Je n'arrive pas à croire que je l'ai fait avec Nadège: nous sommes à 6088 mètres d'altitude (plus haut que son précédent sommet à plus de 6000 pour ceux qui suivent)! Je suis fou de joie! Petit bémol, j'ai cassé dans l'aventure l'écran de mon appareil photo. Il n'y a donc aucune photo immortalisant ce moment. A peine le temps d'apprécier le coucher de soleil et nous redescendons. Les deux "difficultés" sont descendues en rappel. Même en descente, nous sommes encore éprouvés physiquement. Je tombe même deux fois (sans gravité) juste avant d'arriver au campement...
Personnellement, je suis un peu à bout physiquement. Bizzarement, je peux gambader avec mon sac à dos dans les descentes mais la moindre petite côte me demande un effort considérable.
Je suis trés heureux d'avoir effectué cette ascension que je dédie à 3 personnes. Tout d'abord à mon frère car c'est un jour particulier que j'aurai aimé partager avec lui.

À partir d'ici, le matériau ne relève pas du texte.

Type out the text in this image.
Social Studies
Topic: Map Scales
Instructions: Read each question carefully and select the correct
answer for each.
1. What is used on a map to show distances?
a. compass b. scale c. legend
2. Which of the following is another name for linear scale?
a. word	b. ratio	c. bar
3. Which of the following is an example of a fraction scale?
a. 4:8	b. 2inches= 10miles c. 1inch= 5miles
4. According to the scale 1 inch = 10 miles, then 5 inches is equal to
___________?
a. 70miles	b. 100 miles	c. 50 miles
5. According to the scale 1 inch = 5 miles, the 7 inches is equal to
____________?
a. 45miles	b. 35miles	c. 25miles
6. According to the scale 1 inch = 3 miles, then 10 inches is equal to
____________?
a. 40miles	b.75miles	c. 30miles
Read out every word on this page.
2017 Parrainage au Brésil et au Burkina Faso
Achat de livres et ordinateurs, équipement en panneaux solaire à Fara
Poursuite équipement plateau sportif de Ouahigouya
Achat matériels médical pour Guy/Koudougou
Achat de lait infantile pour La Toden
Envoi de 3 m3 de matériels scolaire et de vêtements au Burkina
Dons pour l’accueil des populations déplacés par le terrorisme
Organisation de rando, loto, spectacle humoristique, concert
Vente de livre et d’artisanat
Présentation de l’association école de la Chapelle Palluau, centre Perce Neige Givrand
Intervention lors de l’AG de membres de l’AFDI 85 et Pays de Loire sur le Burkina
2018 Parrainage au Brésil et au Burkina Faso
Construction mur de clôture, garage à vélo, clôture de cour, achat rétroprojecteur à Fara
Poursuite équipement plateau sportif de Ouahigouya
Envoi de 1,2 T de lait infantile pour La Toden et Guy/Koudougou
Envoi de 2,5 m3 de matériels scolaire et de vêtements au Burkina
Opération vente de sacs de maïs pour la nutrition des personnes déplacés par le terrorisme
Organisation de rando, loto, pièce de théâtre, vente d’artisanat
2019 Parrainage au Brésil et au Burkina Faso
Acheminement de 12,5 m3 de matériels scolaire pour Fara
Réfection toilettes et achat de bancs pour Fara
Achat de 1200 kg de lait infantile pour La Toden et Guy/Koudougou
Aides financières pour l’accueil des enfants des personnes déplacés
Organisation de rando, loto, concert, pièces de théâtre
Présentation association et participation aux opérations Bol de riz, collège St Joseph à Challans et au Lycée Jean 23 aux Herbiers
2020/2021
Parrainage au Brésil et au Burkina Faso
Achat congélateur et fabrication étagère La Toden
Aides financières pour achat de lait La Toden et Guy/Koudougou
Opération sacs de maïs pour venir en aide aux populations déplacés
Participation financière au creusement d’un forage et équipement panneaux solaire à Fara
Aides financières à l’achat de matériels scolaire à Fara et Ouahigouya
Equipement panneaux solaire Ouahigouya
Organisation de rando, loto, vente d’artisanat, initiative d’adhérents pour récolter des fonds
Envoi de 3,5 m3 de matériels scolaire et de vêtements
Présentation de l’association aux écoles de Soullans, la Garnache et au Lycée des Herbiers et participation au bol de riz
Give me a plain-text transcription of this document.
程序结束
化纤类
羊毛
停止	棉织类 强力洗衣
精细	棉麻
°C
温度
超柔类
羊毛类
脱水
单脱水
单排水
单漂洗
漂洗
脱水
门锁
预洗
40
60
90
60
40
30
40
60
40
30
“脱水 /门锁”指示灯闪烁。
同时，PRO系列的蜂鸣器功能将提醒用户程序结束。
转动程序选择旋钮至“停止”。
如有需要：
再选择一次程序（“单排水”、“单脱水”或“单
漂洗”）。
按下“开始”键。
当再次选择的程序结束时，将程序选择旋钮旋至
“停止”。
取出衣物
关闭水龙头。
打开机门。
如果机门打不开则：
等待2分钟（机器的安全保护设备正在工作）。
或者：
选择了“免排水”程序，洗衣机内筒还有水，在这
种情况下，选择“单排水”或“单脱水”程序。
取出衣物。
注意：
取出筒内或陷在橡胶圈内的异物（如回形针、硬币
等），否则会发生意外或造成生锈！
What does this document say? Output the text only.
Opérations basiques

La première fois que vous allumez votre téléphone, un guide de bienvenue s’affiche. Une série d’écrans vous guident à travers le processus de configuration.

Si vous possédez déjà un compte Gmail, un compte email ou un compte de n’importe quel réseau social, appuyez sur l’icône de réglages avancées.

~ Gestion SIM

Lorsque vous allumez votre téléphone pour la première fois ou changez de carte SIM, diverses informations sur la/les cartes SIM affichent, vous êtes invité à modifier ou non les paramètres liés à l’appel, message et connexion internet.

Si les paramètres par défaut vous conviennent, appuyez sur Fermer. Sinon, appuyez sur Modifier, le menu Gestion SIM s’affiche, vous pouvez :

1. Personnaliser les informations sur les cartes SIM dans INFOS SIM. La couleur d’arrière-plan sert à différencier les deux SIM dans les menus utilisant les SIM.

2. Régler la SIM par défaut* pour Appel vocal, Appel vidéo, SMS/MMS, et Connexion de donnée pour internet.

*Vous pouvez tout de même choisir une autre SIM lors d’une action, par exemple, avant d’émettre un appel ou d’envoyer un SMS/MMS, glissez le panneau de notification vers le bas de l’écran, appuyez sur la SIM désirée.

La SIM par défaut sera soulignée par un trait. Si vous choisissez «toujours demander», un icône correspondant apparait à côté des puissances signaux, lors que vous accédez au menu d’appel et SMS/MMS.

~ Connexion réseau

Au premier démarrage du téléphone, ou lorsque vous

Bon anniversaire Francois-Xavier! Un grand merci à Seb pour son sac de couchage qui m'aura permis de me reposer douilletement à 5200 mètres dans une tente au bord d'un glacier. Enfin, à Nadège pour ses encouragments et sa tenacité sans lesquels je ne serais jamais arrivé au bout. La vie est si belle avec Nadège...

4 Commentaires:

Anonymous Anonyme said...

Ton récit est tout simplement saisissant, je vous félicite tous les deux pour cette prouesse,j'espère que vous avez un peu de temps pour vous reposer et vous remettre de cette épreuve extraordinaire... dommage pour les photos car j'imagine le fabuleux spectacle...A te lire je pouvais mettre entendre tes injures et oui je te connais quand même un peu.
Bref très heureuse pour vous et de vos aventures.
Chérifa

06 mai, 2005 09:37  
Anonymous Anonyme said...

Merci merci mon petit grand frère!!! Je suis très touché par ton attention et merci pour le petit texto hier soir pour mon anniversaire de quart de siècle!!
Bravo pour ton sommet, mais sans photo, moi je doute...je t'imagine dans une taverne en train d'écouter des récits et ensuite les adapter pour toi ;)))
Allez sur mes dernières taquineries, je te laisse t'embrasse très fort et te remercie te tout coeur pour ton attention sur un +de 6000m.
Ton p'tit frère

06 mai, 2005 11:10  
Anonymous Anonyme said...

Juste 1 mot: Bravo ! Dommage pour les photos mais ton récit m'y a transporté comme si j'y étais.Bises à tous les deux. Alain

08 mai, 2005 00:15  
Blogger Pidji said...

Même sans photos, j'en arrive à oublier la pile de dossiers qui m'attend devant moi au bureau...
Bravo pour ton interprétation de ce magnifique voyage!